Sadiq Khan: 'There is potentially an existential threat to central London'
There have only been three London mayors and the current one, Sadiq Khan, is not like either of his predecessors. He doesn’t possess Boris Johnson’s entitled flamboyance, nor Ken Livingstone’s maverick independence. And neither has he inherited their gift for generating headlines. But, having met all three men, I’d say he is easily the most genuine and likable.
A much less obviously ego-driven character than the other two, he is, at 5ft 6ins, both literally and figuratively more down to earth. Where Livingstone and Johnson won as personality candidates, Khan was framed in the 2016 mayoral election, not least by his opponent, Zac Goldsmith, as the identity candidate.
He was vying to become the first Muslim mayor of a western capital five months after the terrorist attacks on Paris by gunmen loyal to Islamic State. That he triumphed had as much to do with his natural sense of inclusivity as London’s cosmopolitan diversity. His first instinct in almost any situation is to try not to alienate anyone.
When I met him last week he had just published an “action plan” to address BAME communities’ concerns about the Metropolitan police. The statistics the report throws up are startling.
Although more than 40% of Londoners are from BAME communities, they provide only about 19% of new police recruits. Black people are four times more likely to be stopped and searched than their white counterparts, and of those who are searched while driving, black people are six times more likely to be pulled over to the side of the road.

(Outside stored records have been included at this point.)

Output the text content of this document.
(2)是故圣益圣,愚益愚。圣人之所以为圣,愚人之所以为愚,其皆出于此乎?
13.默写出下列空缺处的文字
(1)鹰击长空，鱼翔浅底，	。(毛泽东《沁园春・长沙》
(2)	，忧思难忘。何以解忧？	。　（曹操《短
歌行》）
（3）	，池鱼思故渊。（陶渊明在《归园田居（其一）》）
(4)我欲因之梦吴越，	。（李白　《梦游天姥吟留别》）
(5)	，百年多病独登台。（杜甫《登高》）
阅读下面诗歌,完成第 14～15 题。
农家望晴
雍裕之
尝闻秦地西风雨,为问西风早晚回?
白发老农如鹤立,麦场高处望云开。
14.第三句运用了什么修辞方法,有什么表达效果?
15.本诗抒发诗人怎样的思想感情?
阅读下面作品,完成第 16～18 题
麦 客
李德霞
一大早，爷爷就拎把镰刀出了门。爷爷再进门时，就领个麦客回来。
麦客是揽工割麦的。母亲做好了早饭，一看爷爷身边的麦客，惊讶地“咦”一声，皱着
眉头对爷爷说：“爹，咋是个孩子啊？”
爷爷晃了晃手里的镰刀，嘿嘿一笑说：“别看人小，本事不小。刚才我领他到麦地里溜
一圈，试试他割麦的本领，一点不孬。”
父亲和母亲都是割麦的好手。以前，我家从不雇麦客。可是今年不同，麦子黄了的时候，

But it wasn’t these figures that prompted the action plan so much as George Floyd’s killing in Minneapolis and the Black Lives Matter protests that followed in its wake.
“What was clear,” says Khan, “speaking to black friends, black staff, black Londoners, was they were traumatised by George Floyd’s brutal killing, though it happened thousands of miles away. The common theme among black people is, there but for the grace of God, it could have been my dad, my brother, my uncle, my son.”
Here in London?
“Here in London,” he confirms. “And yes, American policing is very different to British policing. And that policing is light years better than it was when I was growing up, or at the time of Stephen Lawrence, but black people still feel this way. Now you can have a discussion about why they feel that way, but this is how black people are feeling, by and large.”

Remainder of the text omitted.